Kroll Issuer Services (Telephone: +44 20 7704 0880; Attention: Scott Boswell; Email: bupa@is.kroll.com; Offer Website: https://deals.is.kroll.com/bupa) acted as Tender Agent for the Offers.
This announcement is released by the Offeror and contains information that qualified or may have qualified as inside information for the purposes of Article 7 of the Market Abuse Regulation (EU) 596/2014 (as it forms part of UK domestic law by virtue of the EUWA (UK MAR)), encompassing information relating to the Offers described above. For the purposes of UK MAR and Article 2 of the binding technical standards published by the Financial Conduct Authority in relation to MAR as regards Commission Implementing Regulation (EU) 2016/1055, this announcement is made by Tracey Crosier, Director of Group Corporate Governance at the Offeror.

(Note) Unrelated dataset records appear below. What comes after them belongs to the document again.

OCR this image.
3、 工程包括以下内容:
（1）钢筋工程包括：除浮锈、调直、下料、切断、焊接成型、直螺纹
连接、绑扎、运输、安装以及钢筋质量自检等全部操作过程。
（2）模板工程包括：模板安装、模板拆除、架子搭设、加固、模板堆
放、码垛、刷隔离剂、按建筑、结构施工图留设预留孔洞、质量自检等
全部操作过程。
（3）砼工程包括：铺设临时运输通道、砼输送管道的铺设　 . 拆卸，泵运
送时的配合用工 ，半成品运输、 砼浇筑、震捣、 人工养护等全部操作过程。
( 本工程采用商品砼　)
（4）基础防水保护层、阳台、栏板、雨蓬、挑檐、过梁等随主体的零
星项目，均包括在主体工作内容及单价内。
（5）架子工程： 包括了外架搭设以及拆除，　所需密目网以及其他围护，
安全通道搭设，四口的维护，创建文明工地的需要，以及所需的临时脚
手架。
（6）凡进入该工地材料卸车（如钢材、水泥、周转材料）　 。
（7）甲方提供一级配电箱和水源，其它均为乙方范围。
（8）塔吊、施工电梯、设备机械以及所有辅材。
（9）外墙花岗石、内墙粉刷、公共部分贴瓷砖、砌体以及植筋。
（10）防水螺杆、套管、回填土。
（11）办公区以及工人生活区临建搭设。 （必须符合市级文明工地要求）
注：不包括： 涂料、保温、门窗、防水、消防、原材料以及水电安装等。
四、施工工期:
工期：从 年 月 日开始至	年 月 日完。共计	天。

Offeror LEI: ZIMCVQHUFZ8GVHENP290.
DISCLAIMER This announcement must be read in conjunction with the Tender Offer Memorandum. No offer or invitation to acquire any securities is being made pursuant to this announcement. The distribution of this announcement and the Tender Offer Memorandum in certain jurisdictions may be restricted by law. Persons into whose possession this announcement and/or the Tender Offer Memorandum comes are required by each of the Offeror, the Dealer Managers and the Tender Agent to inform themselves about, and to observe, any such restrictions.